Una tarde estaba Francisco. Un muchacho alto y flaco como un fideo. Un Ángel Di María más alto. Trabajaba en jardinería en el poder judicial. Lo cargaban: este corta el pasto, en invierno, una vez por mes y en verano, dos o tres veces por mes y gana casi como un juez. Estábamos sentados contra la pared donde está la biblioteca. Hay una colección de El Amante, revistas españolas de cine, libros. Son todas donaciones. La idea era que leyeran ahí y si a alguien le interesaba mucho que se lo lleve. Hubo más robos que devoluciones.

Francisco desarrollaba una idea: que Leandro Cufre, el defensor de Gimnasia, había sido mejor jugador que Ruggeri. Daba una serie de argumentos, no recuerdo ninguno. Lo escuché varias veces con la misma idea. La repetía seguido. La última vez, mientras Francisco hablaba, me acordé del gol de palomita de Ruggeri a Independiente en el metropolitano de 1981.

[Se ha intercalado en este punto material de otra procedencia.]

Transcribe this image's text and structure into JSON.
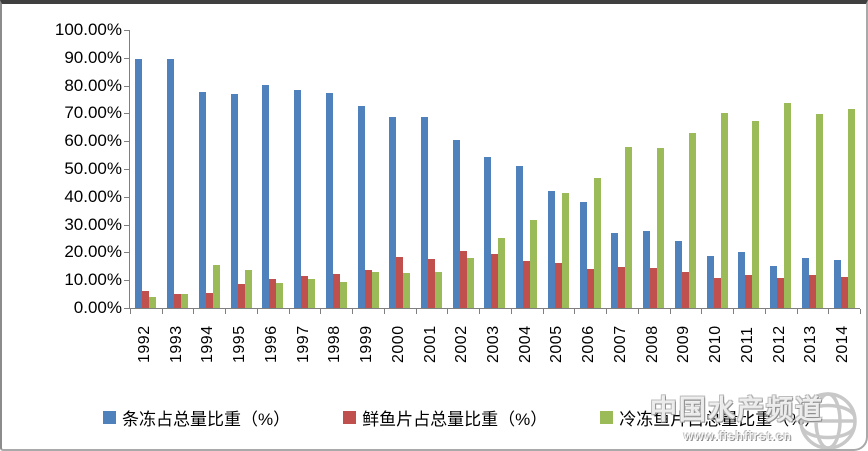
{
  "chart_data": {
    "type": "bar",
    "categories": [
      "1992",
      "1993",
      "1994",
      "1995",
      "1996",
      "1997",
      "1998",
      "1999",
      "2000",
      "2001",
      "2002",
      "2003",
      "2004",
      "2005",
      "2006",
      "2007",
      "2008",
      "2009",
      "2010",
      "2011",
      "2012",
      "2013",
      "2014"
    ],
    "series": [
      {
        "name": "条冻占总量比重（%）",
        "color": "#4F81BD",
        "values": [
          89.5,
          89.5,
          77.6,
          77.0,
          80.2,
          78.4,
          77.2,
          72.7,
          68.8,
          68.8,
          60.5,
          54.4,
          51.0,
          42.0,
          38.3,
          27.0,
          27.6,
          24.0,
          18.7,
          20.0,
          15.0,
          18.0,
          17.2
        ]
      },
      {
        "name": "鲜鱼片占总量比重（%）",
        "color": "#C0504D",
        "values": [
          6.0,
          5.0,
          5.5,
          8.8,
          10.6,
          11.4,
          12.4,
          13.8,
          18.2,
          17.8,
          20.6,
          19.6,
          16.8,
          16.3,
          14.2,
          14.6,
          14.4,
          12.8,
          10.8,
          12.0,
          10.9,
          11.8,
          11.0
        ]
      },
      {
        "name": "冷冻鱼片占总量比重（%）",
        "color": "#9BBB59",
        "values": [
          3.8,
          5.0,
          15.6,
          13.5,
          8.9,
          10.4,
          9.5,
          12.8,
          12.5,
          12.8,
          17.9,
          25.3,
          31.8,
          41.2,
          46.9,
          58.0,
          57.6,
          63.0,
          70.1,
          67.2,
          73.7,
          69.8,
          71.5
        ]
      }
    ],
    "title": "",
    "xlabel": "",
    "ylabel": "",
    "ylim": [
      0,
      100
    ],
    "ytick_step": 10,
    "y_tick_labels": [
      "100.00%",
      "90.00%",
      "80.00%",
      "70.00%",
      "60.00%",
      "50.00%",
      "40.00%",
      "30.00%",
      "20.00%",
      "10.00%",
      "0.00%"
    ],
    "grid": false,
    "legend_position": "bottom"
  },
  "watermark": {
    "title": "中国水产频道",
    "url": "www.fishfirst.cn"
  }
}
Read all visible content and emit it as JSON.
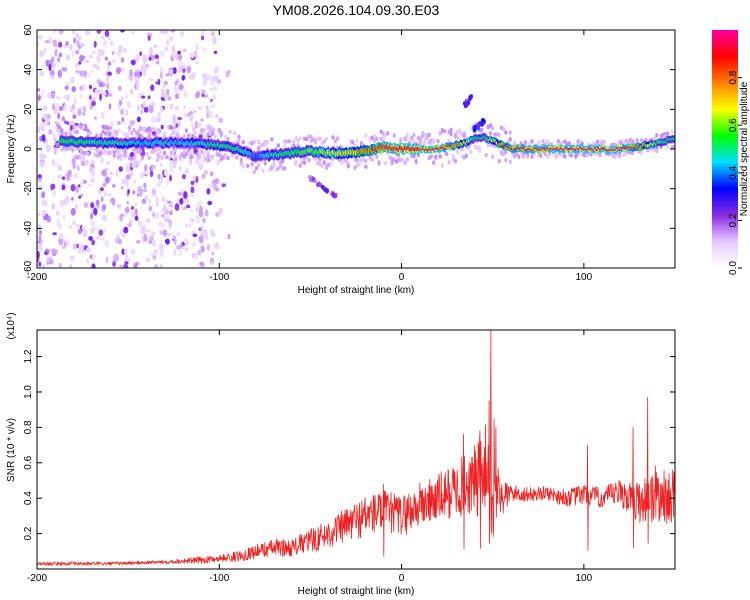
{
  "title": "YM08.2026.104.09.30.E03",
  "chart_data": [
    {
      "type": "heatmap",
      "xlabel": "Height of straight line (km)",
      "ylabel": "Frequency (Hz)",
      "xlim": [
        -200,
        150
      ],
      "ylim": [
        -60,
        60
      ],
      "x_ticks": [
        -200,
        -100,
        0,
        100
      ],
      "y_ticks": [
        -60,
        -40,
        -20,
        0,
        20,
        40,
        60
      ],
      "colorbar": {
        "label": "Normalized spectral amplitude",
        "range": [
          0.0,
          1.0
        ],
        "ticks": [
          0.0,
          0.2,
          0.4,
          0.6,
          0.8
        ],
        "colormap": [
          "#ffffff",
          "#e6c8ff",
          "#8a2be2",
          "#0000ff",
          "#00e0ff",
          "#00ff00",
          "#ffff00",
          "#ff8000",
          "#ff0000",
          "#ff00a0"
        ]
      },
      "ridge": {
        "description_points_x": [
          -185,
          -160,
          -140,
          -120,
          -100,
          -90,
          -80,
          -70,
          -60,
          -50,
          -40,
          -30,
          -20,
          -10,
          0,
          10,
          20,
          30,
          35,
          40,
          45,
          50,
          60,
          80,
          100,
          120,
          130,
          140,
          150
        ],
        "center_freq_hz": [
          4,
          3,
          3,
          3,
          2,
          0,
          -4,
          -3,
          -2,
          -1,
          -2,
          -2,
          -1,
          1,
          0,
          0,
          0,
          2,
          3,
          5,
          6,
          4,
          0,
          0,
          0,
          0,
          1,
          3,
          5
        ],
        "peak_amplitude": [
          0.55,
          0.5,
          0.45,
          0.45,
          0.5,
          0.5,
          0.4,
          0.5,
          0.55,
          0.6,
          0.65,
          0.7,
          0.8,
          0.9,
          0.95,
          0.95,
          0.95,
          0.85,
          0.7,
          0.55,
          0.5,
          0.7,
          0.9,
          0.95,
          0.95,
          0.95,
          0.85,
          0.6,
          0.5
        ]
      },
      "side_features": [
        {
          "x": [
            -50,
            -35
          ],
          "freq_hz": [
            -15,
            -24
          ],
          "amplitude": 0.25
        },
        {
          "x": [
            35,
            38
          ],
          "freq_hz": [
            22,
            26
          ],
          "amplitude": 0.3
        },
        {
          "x": [
            40,
            45
          ],
          "freq_hz": [
            10,
            14
          ],
          "amplitude": 0.35
        }
      ],
      "noise_region_x": [
        -200,
        -100
      ]
    },
    {
      "type": "line",
      "xlabel": "Height of straight line (km)",
      "ylabel": "SNR (10 * v/v)",
      "y_multiplier_label": "(x10⁴)",
      "xlim": [
        -200,
        150
      ],
      "ylim": [
        0,
        1.35
      ],
      "x_ticks": [
        -200,
        -100,
        0,
        100
      ],
      "y_ticks": [
        0.2,
        0.4,
        0.6,
        0.8,
        1.0,
        1.2
      ],
      "color": "#ff0000",
      "series": [
        {
          "x": [
            -200,
            -160,
            -130,
            -110,
            -100,
            -90,
            -80,
            -70,
            -60,
            -50,
            -40,
            -30,
            -20,
            -10,
            0,
            10,
            20,
            30,
            40,
            45,
            50,
            55,
            60,
            70,
            80,
            90,
            100,
            110,
            120,
            130,
            140,
            145,
            150
          ],
          "values": [
            0.03,
            0.03,
            0.04,
            0.05,
            0.06,
            0.07,
            0.1,
            0.12,
            0.12,
            0.16,
            0.2,
            0.25,
            0.3,
            0.33,
            0.3,
            0.36,
            0.4,
            0.45,
            0.5,
            0.5,
            0.55,
            0.4,
            0.43,
            0.42,
            0.43,
            0.4,
            0.42,
            0.4,
            0.43,
            0.38,
            0.42,
            0.4,
            0.42
          ],
          "spread": [
            0.01,
            0.01,
            0.01,
            0.02,
            0.02,
            0.03,
            0.04,
            0.05,
            0.05,
            0.07,
            0.08,
            0.1,
            0.12,
            0.12,
            0.12,
            0.13,
            0.14,
            0.16,
            0.2,
            0.3,
            0.4,
            0.12,
            0.05,
            0.04,
            0.04,
            0.05,
            0.06,
            0.06,
            0.08,
            0.12,
            0.18,
            0.15,
            0.15
          ]
        }
      ],
      "peaks": [
        {
          "x": 49,
          "value": 1.35
        },
        {
          "x": 48,
          "value": 0.95
        },
        {
          "x": 34,
          "value": 0.76
        },
        {
          "x": 43,
          "value": 0.78
        },
        {
          "x": 135,
          "value": 0.97
        },
        {
          "x": 127,
          "value": 0.8
        },
        {
          "x": 102,
          "value": 0.7
        },
        {
          "x": -10,
          "value": 0.48
        }
      ]
    }
  ]
}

Cumplo años el 16 de enero. En La Plata no hay nadie. Mejor dicho, antes no había nadie. Ahora cada vez menos gente sale de vacaciones o el veraneo es más corto. Pero antes, no había nadie. Un año, mi papá, festejo mi cumpleaños en diciembre. Organizo un partido de futbol en la canchita que estaba en el terreno al lado de la Estación de servicio. Ahora hay un edificio de veinte pisos. La pase bien pero era raro. Un verano saludé a un compañero de Facultad que cumplía en enero. Era la época de los mensajes de texto por celular. Estaba en un camping de Córdoba. Escribí a la mañana y volví a mirar el teléfono a la noche. Gracias, me dijo. Pero yo cumplo dentro de tres días. El que cumple hoy es Guillermo. Gracias de vuelta, porque me alargaste la vida.

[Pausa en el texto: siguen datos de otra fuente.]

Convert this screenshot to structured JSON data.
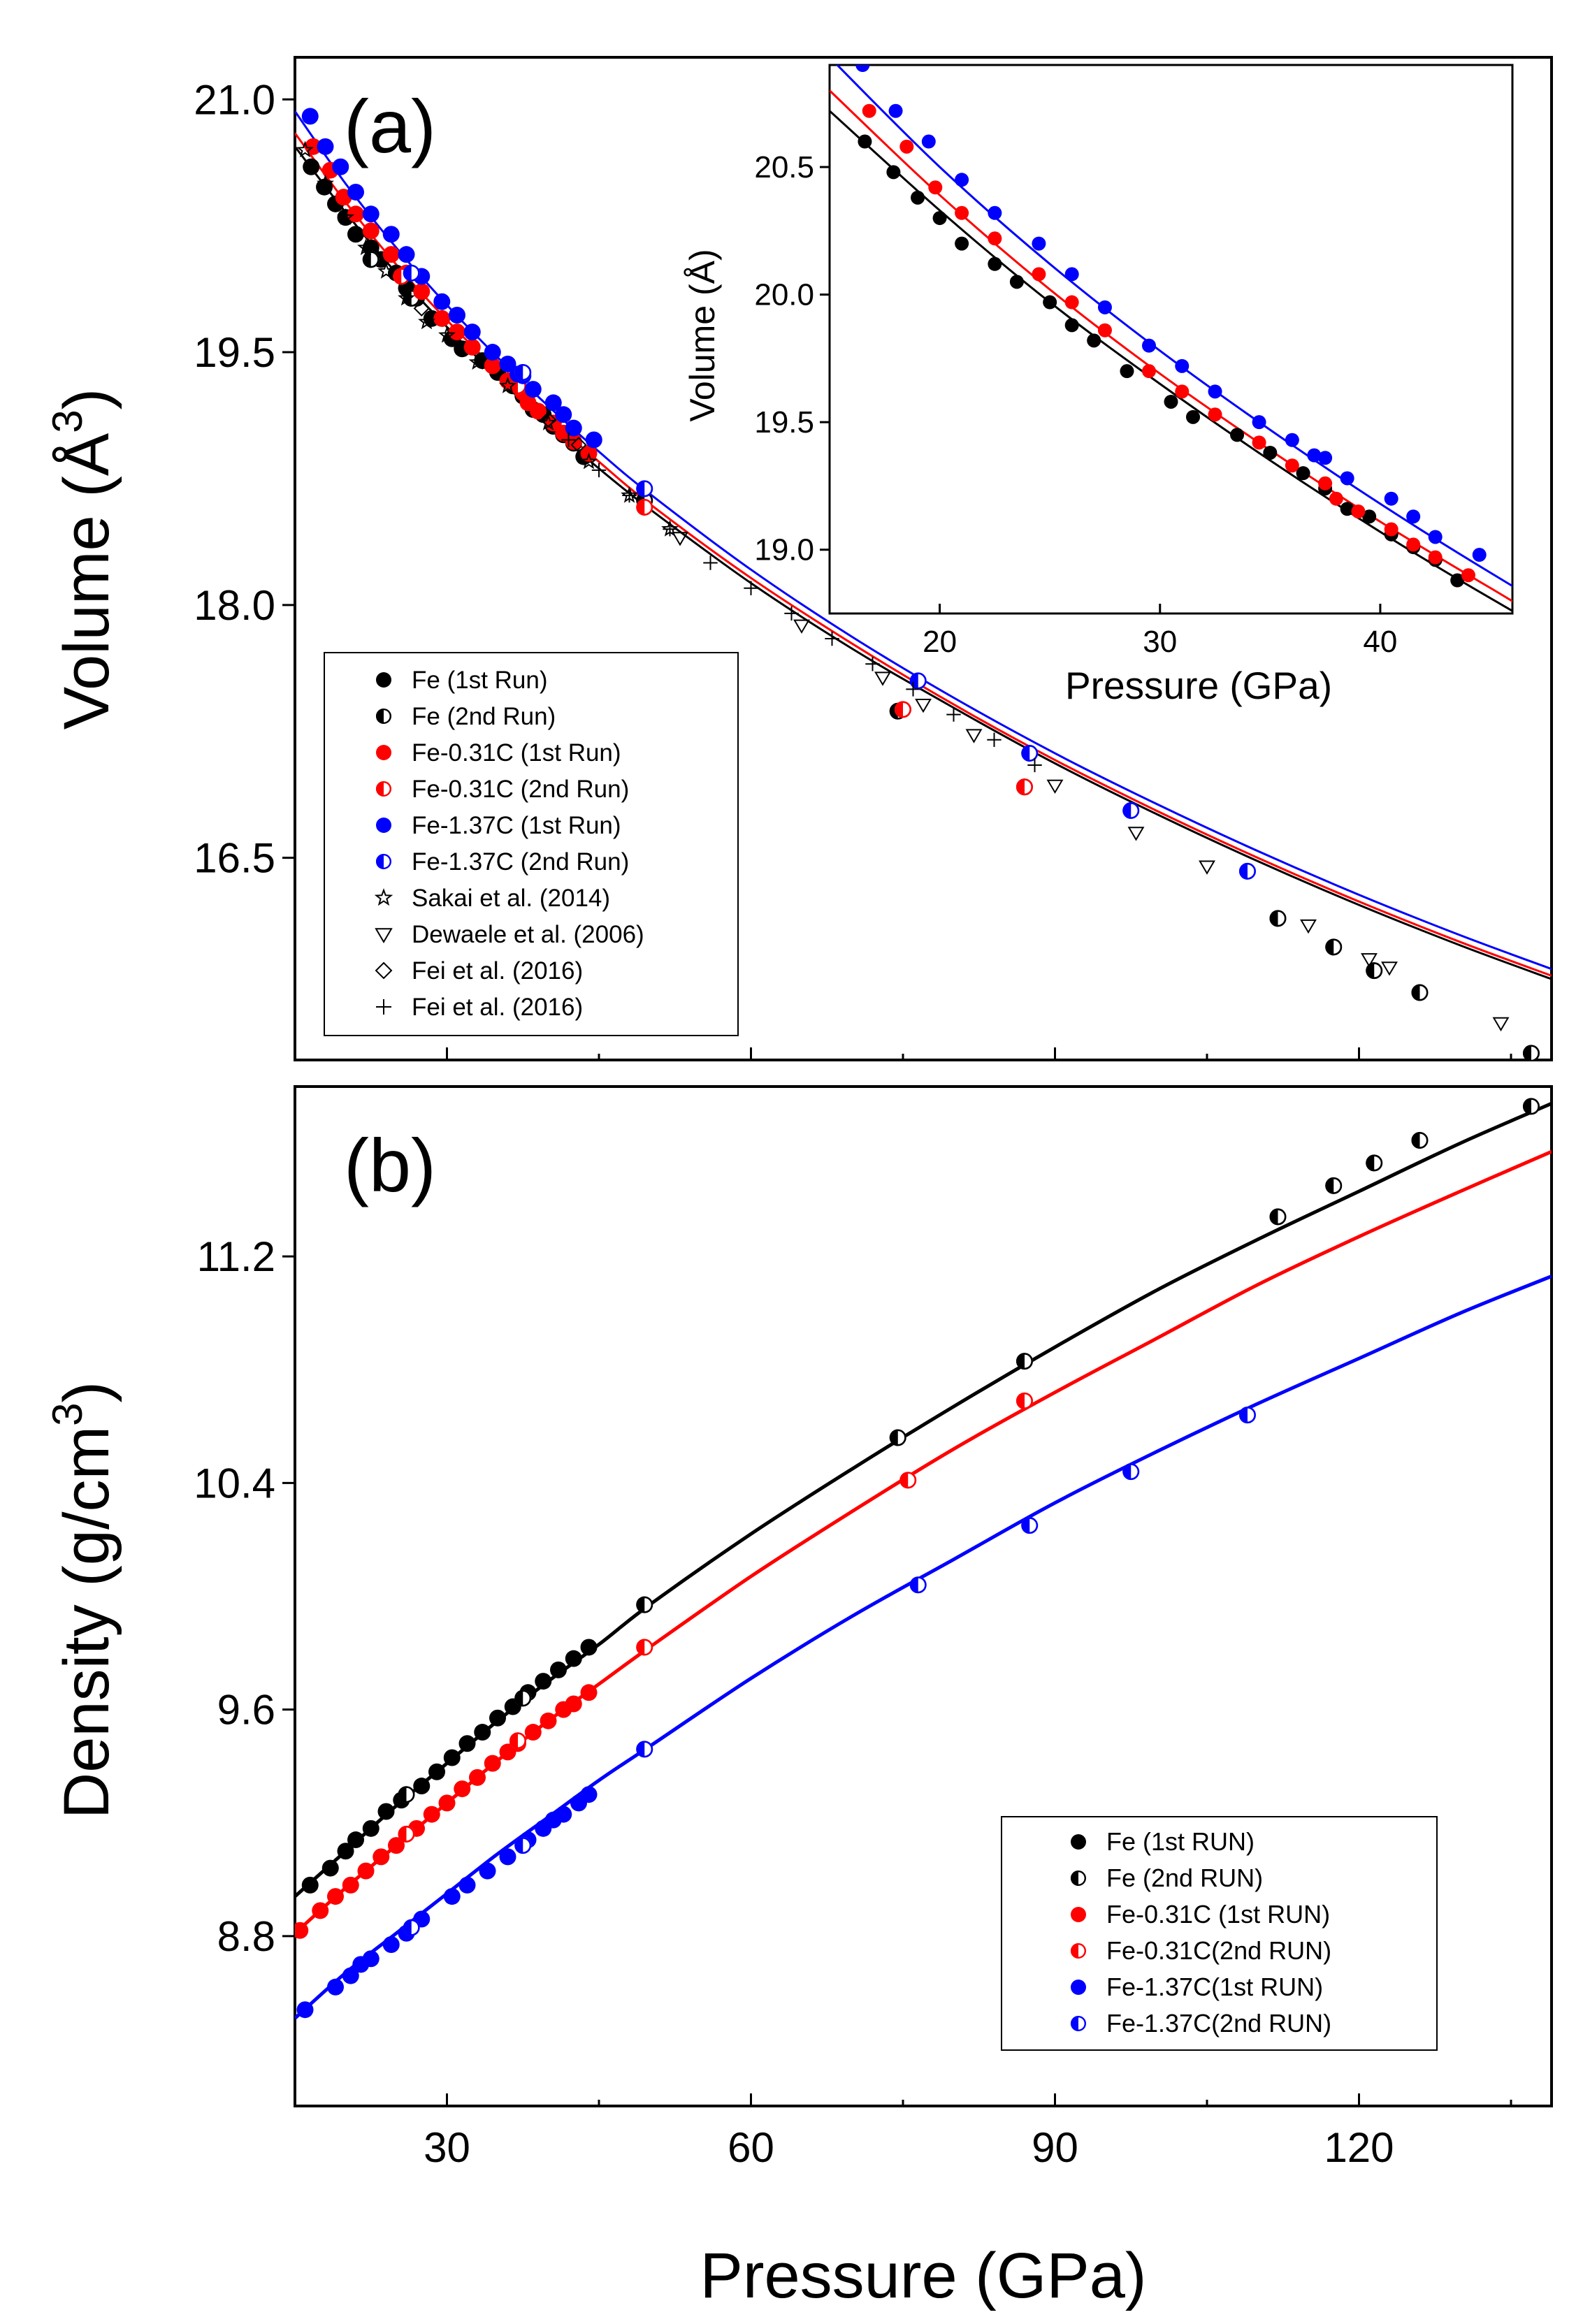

El último cumpleaños que mi papá estaba vivo, no me saludo. A la mañana pase por la casa. Me presto unas sillas reposeras y algunas cosas más para un viaje. Hacía poco había recibido la noticia: una aorta andaba mal y había que cambiarla. Si no se operaba, riesgo de muerte súbita. Una tarde de calor lo acompañé a otra consulta, no se quería quedar con una sola opinión. La doctora, guardapolvo blanco, anteojos con correa, miro un largo rato los estudios. Pasaba las hojas y anotaba en un cuaderno. Después de un rato, confirmó lo mismo que el otro médico. Salimos del consultorio. Yo para mi auto, mi papá para el de él. Quiero pensar, me dijo. Muchas veces pienso que mejor lo hubiera acompañado.

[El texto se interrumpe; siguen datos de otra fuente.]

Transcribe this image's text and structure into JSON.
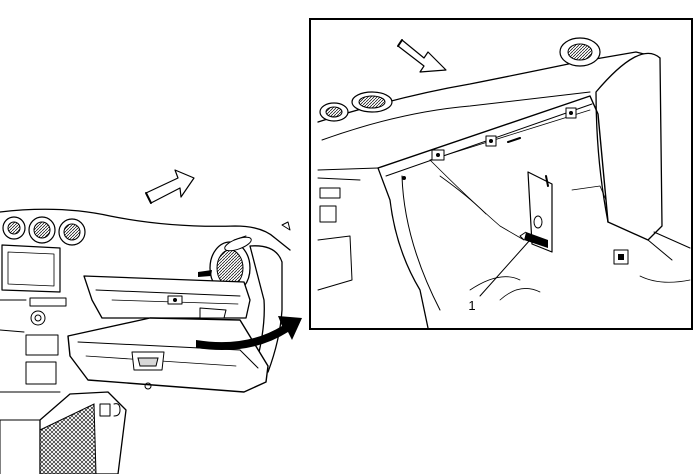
{
  "callouts": [
    {
      "label": "1"
    }
  ]
}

Mi abuelo paterno nació en Mercedes. Si mi papá nació en 1945, supongo que el sería del 1920, más o menos. Era hincha de Gimnasia. Los hijos, cuatro varones y una mujer, todos de Boca. Muchas veces pensé como mi abuelo se había hecho de Gimnasia. Creo que alguna vez se lo pregunte a mi papá. No recuerdo la respuesta. Yo elaboré mi propia teoría y se la cuento al que quiera escucharla. Si mi abuelo nació en la década del 20 del siglo pasado, cuando Gimnasia salió campeón en 1929, ya tenía uso de razón y seguro que la noticia le llegó.

El Negro es de Estudiantes. Cuando juegan el clásico recibe mensajes de hinchas de Gimnasia. Cuando Estudiantes gana, los vuelve locos. Algunos clásicos de los últimos años, Estudiantes iba perdiendo. Faltaba poco para terminar y empezó a recibir cargadas. Estudiantes termino empatando o ganando. No hay que festejar antes de tiempo. Una vez Estudiantes, creo que era la Libertadores, estaban ganando, faltaba poco y tiraron bengalas. Orión quedó tapado por el humo y le empataron al final. Afuera de la copa.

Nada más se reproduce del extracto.